Coloniality of Skill Codification: A Decolonial Feminist Analysis of “Ideal Workers” in the “Future of Work” Policy Discourses
Muneeb Ul Lateef BandayABSTRACT
Over the last decade, policy actors have produced a surge of “future of work” reports that reimagine workers through the dual logics of digitalization and human capital. Drawing on 25 policy documents (WEF, World Bank, OECD, EU, and major consultancies) and combining Bacchi and Goodwin's WPR approach with decolonial feminist theory, this paper demonstrates how these imaginaries construct an “ideal future worker” that reinscribes colonial hierarchies through a process we term the coloniality of skill codification . This concept describes the translation of embodied, historical, and relational differences (race, gender, caste, disability, age, and geopolitics) into ostensibly neutral, measurable skill categories that naturalize Global North standards and colonial hierarchy.
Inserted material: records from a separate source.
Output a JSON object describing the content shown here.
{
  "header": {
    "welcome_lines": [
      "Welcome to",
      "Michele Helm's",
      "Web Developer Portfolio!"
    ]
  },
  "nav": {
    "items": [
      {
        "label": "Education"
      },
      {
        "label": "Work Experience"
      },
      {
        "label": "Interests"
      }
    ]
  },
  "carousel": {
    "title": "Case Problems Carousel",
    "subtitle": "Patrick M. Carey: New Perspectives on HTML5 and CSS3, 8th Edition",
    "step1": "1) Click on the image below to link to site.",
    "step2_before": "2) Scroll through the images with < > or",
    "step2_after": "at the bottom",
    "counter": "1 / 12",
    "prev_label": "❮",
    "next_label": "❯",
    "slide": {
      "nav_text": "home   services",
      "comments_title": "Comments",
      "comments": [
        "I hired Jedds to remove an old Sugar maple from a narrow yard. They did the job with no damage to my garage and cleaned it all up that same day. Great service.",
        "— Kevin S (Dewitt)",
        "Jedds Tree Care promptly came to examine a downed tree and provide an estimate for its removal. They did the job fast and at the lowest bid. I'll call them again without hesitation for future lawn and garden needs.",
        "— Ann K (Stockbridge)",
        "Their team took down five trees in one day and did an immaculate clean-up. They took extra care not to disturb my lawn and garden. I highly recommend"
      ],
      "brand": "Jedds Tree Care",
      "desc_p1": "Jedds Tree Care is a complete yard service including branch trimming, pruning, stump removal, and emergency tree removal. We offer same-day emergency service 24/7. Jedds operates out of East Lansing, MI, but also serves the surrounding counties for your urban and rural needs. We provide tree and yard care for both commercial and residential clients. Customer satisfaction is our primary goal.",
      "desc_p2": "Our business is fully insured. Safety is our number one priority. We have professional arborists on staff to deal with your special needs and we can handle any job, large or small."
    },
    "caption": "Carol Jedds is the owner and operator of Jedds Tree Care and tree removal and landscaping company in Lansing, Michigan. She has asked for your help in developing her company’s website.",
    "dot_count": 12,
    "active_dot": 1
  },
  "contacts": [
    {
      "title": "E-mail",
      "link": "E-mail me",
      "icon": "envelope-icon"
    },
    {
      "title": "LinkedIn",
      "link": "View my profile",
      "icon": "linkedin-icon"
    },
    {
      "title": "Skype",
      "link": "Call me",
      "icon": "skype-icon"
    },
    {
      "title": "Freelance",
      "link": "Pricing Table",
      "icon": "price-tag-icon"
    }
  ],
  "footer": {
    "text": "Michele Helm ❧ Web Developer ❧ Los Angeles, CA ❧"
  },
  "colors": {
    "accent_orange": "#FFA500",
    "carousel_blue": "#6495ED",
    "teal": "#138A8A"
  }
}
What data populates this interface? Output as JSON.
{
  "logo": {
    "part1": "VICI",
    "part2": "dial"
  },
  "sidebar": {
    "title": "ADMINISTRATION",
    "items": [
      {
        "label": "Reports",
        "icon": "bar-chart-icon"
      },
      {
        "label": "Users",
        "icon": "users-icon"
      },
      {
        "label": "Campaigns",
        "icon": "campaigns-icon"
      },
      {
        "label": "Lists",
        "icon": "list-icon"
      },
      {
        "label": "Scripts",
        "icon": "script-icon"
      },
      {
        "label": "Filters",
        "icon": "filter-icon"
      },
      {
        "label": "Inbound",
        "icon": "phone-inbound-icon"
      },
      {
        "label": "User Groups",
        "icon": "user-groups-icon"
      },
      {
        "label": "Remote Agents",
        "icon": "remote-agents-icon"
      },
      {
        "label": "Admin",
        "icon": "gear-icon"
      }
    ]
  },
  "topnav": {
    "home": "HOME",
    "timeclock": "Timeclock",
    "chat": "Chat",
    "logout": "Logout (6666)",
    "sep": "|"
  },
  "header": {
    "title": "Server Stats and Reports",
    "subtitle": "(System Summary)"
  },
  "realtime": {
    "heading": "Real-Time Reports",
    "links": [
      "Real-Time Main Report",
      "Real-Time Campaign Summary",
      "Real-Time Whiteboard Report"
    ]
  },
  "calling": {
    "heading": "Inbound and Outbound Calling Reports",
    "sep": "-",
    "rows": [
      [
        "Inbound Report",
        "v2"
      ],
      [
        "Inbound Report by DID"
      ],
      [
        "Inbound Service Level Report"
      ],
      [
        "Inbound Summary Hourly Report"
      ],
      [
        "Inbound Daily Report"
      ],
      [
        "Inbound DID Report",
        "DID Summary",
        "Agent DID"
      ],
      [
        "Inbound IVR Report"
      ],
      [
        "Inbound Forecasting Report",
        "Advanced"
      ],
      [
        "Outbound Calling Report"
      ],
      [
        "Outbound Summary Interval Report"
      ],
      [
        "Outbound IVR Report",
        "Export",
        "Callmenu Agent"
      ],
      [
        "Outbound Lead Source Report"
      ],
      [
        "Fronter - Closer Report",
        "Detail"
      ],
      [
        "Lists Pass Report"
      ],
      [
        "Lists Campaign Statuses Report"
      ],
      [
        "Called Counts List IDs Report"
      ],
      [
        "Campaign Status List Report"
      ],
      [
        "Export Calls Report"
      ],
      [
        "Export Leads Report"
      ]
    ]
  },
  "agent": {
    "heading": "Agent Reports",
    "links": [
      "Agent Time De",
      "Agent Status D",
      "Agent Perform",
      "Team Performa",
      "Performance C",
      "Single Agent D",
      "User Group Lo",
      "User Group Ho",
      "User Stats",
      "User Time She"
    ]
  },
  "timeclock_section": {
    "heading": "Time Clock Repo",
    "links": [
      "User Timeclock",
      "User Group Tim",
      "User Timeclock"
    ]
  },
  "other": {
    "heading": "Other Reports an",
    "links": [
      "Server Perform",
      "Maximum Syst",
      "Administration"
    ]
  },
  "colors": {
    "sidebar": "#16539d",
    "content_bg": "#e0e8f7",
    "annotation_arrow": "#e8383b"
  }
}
Our analysis uncovers three interlocking mechanisms: (1) construction of workers as techno‐neoliberal skill bundles (relational human–machine codependency), (2) commodification of social difference (inclusion framed as extractable competitive advantage), and (3) technical‐statistical indexation (national human capital metrics that rank countries and workforce potential). This paper intervenes in the emerging field of Feminist AI by arguing that the policy discourses surrounding AI and automation in the workplace are actively constructing a new, insidious form of the “ideal worker” that rearticulates colonial‐gendered power structures.